Faucher Frédérick, Cantin Line, Luu-The Van, Labrie Fernand, Breton Rock
Oncology and Molecular Endocrinology Research Center, Laval University Medical Center (CHUL) and Laval University, Laval, Quebec (QC) G1V 4G2, Canada.
Biochemistry. 2008 Dec 23;47(51):13537-46. doi: 10.1021/bi801276h.

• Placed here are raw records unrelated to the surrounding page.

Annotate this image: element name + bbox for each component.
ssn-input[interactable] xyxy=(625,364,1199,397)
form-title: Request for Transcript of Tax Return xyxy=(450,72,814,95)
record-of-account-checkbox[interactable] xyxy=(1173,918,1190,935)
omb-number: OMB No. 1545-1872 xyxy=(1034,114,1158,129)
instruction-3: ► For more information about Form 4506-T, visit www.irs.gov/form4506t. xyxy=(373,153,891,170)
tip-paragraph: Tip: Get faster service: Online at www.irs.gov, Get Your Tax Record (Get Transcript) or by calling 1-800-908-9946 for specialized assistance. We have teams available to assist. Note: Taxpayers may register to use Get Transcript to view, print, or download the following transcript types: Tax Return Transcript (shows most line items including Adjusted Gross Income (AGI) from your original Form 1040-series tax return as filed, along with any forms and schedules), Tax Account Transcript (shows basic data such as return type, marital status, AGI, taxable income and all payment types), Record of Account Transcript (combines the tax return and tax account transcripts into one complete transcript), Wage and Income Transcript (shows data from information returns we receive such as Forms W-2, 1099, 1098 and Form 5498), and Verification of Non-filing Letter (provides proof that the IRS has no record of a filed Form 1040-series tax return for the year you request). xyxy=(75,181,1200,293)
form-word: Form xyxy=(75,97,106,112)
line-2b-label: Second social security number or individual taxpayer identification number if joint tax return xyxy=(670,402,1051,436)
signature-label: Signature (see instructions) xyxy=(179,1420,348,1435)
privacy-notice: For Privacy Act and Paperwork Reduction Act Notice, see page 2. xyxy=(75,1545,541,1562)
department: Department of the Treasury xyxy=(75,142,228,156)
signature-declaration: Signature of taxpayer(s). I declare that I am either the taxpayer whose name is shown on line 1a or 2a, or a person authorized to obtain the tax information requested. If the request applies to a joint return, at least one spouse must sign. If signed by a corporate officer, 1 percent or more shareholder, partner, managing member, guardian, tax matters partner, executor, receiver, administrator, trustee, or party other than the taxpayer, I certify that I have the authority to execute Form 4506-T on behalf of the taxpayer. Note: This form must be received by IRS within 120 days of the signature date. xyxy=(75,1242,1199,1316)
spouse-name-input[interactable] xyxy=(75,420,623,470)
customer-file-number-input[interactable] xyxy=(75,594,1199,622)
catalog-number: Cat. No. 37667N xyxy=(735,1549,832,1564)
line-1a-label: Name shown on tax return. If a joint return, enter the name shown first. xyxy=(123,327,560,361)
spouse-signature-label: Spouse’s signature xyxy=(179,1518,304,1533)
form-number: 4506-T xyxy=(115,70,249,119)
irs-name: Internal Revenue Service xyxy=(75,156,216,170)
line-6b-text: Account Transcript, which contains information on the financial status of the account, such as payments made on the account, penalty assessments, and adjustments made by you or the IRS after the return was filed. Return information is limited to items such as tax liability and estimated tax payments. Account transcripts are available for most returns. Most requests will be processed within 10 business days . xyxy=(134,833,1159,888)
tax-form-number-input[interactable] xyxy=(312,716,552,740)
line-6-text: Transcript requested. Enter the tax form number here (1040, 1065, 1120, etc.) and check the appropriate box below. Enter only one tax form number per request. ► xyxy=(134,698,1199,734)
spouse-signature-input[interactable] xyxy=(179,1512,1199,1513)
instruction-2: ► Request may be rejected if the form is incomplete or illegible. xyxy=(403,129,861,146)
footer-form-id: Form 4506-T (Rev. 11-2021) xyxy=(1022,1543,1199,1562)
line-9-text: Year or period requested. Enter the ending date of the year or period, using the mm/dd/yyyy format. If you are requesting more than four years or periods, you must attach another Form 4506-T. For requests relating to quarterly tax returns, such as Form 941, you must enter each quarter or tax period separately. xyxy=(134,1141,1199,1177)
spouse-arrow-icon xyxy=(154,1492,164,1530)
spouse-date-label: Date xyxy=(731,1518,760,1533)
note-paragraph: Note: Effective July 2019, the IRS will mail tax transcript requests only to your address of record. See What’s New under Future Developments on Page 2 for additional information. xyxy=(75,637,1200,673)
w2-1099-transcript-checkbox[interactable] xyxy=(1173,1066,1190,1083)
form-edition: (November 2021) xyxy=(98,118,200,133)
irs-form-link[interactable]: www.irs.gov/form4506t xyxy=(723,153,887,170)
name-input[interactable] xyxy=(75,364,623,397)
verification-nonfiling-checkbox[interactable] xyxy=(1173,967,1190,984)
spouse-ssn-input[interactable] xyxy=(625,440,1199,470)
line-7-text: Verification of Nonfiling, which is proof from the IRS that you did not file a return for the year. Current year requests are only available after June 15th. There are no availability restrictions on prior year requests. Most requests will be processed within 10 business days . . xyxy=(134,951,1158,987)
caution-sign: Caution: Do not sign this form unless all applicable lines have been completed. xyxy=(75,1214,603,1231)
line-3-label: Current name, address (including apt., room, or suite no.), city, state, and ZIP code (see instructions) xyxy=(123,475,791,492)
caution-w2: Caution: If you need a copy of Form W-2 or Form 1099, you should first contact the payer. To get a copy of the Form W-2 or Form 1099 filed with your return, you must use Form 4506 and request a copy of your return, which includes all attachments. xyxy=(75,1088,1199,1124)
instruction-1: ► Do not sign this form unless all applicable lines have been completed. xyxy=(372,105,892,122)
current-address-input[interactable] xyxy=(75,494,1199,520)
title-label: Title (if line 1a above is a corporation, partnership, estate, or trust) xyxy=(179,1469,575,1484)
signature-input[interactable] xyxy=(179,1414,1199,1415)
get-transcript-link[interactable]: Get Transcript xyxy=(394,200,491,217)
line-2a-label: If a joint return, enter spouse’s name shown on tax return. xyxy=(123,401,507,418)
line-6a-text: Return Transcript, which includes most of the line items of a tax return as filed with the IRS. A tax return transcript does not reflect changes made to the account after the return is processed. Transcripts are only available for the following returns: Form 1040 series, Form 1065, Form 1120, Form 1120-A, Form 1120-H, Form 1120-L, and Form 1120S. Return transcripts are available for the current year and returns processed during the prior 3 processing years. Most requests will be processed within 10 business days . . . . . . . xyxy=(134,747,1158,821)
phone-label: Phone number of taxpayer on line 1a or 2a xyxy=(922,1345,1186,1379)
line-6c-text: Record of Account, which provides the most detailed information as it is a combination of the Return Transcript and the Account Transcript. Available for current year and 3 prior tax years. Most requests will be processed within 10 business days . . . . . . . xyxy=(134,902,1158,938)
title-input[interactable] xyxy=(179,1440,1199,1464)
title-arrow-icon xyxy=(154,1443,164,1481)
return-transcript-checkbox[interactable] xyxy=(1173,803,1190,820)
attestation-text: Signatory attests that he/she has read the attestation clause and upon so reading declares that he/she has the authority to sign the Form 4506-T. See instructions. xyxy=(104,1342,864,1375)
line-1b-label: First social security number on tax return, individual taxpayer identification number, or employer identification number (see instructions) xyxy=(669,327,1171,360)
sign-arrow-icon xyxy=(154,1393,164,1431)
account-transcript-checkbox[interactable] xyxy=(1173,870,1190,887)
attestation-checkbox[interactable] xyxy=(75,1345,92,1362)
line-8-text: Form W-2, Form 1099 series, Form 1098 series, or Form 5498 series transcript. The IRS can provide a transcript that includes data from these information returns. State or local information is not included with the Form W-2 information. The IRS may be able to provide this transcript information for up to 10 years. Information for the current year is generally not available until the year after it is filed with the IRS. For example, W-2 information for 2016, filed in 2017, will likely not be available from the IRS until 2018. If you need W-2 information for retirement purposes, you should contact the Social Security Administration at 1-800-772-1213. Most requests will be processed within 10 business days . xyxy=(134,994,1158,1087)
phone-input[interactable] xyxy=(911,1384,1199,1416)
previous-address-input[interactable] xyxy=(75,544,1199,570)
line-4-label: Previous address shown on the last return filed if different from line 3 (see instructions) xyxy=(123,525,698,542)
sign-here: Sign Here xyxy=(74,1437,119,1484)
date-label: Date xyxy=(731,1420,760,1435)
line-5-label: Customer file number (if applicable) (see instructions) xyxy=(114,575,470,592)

The 5beta-reductases (AKR1D1-3) are unique enzymes able to catalyze efficiently and in a stereospecific manner the 5beta-reduction of the C4-C5 double bond found in Delta4-3-ketosteroids, including steroid hormones and bile acids precursors such as 7alpha-hydroxy-4-cholesten-3-one and 7alpha,12alpha-dihydroxy-4-cholesten-3-one. In order to elucidate the binding mode and substrate specificity in detail, biochemical and structural studies on human 5beta-reductase (h5beta-red; AKR1D1) have been recently undertaken. The crystal structure of a h5beta-red binary complex provides a complete picture of the NADPH-enzyme interactions involving the flexible loop B, which contributes to the maintenance of the cofactor in its binding site by acting as a "safety belt". Structural comparison with binary complexes of AKR1C enzymes, specifically the human type 3 3alpha-hydroxysteroid dehydrogenase (AKR1C2) and the mouse 17alpha-hydroxysteroid dehydrogenase (AKR1C21), also revealed particularities in loop B positioning that make the steroid-binding cavity of h5beta-red substantially larger than those of the two other enzymes. Kinetic characterization of the purified recombinant h5beta-red has shown that this enzyme exerts a strong activity toward progesterone (Prog) and androstenedione (Delta4) but is rapidly inhibited by these substrates once their concentrations reach 2-times their K(m) value. A crystal structure of the h5beta-red in ternary complex with NADPH and Delta4 has revealed that the large steroid-binding site of this enzyme also contains a subsite in which the Delta4 molecule is found. When bound in this subsite, Delta4 completely impedes the passage of another substrate molecule toward the catalytic site. The importance of this alternative binding site for the inhibition of h5beta-red was finally proven by site-directed mutagenesis, which demonstrated that the replacement of one of the residues delineating this site (Val(309)) by a phenylalanine completely abolishes the substrate inhibition. The results of this report provide structural insights into the substrate inhibition of h5beta-red by C19- and C21-steroids.
5β-还原酶(AKR1D1 - 3)是一类独特的酶,能够高效且立体特异性地催化Δ4 - 3 - 酮类固醇(包括甾体激素和胆汁酸前体,如7α - 羟基 - 4 - 胆甾烯 - 3 - 酮和7α,12α - 二羟基 - 4 - 胆甾烯 - 3 - 酮)中C4 - C5双键的5β - 还原反应。为了详细阐明其结合模式和底物特异性,最近对人5β - 还原酶(h5β - red;AKR1D1)进行了生化和结构研究。h5β - 还原酶二元复合物的晶体结构完整呈现了NADPH与酶的相互作用,其中涉及柔性环B,该环通过充当“安全带”有助于将辅因子维持在其结合位点。与AKR1C酶的二元复合物(特别是人3型3α - 羟基类固醇脱氢酶(AKR1C2)和小鼠17α - 羟基类固醇脱氢酶(AKR1C21))的结构比较还揭示了环B定位的特殊性,这使得h5β - 还原酶的类固醇结合腔比另外两种酶的大得多。纯化的重组h5β - 还原酶的动力学特征表明,该酶对孕酮(Prog)和雄烯二酮(Δ4)具有很强的活性,但一旦这些底物的浓度达到其K(m)值的2倍,就会被迅速抑制。h5β - 还原酶与NADPH和Δ4的三元复合物的晶体结构表明,该酶的大类固醇结合位点还包含一个发现Δ4分子的亚位点。当Δ4结合在这个亚位点时,它会完全阻止另一个底物分子向催化位点的通过。最终通过定点诱变证明了这个替代结合位点对h5β - 还原酶抑制的重要性,该诱变表明用苯丙氨酸替换界定该位点的一个残基(Val(309))会完全消除底物抑制。本报告的结果为C19和C21类固醇对h5β - 还原酶的底物抑制提供了结构上的见解。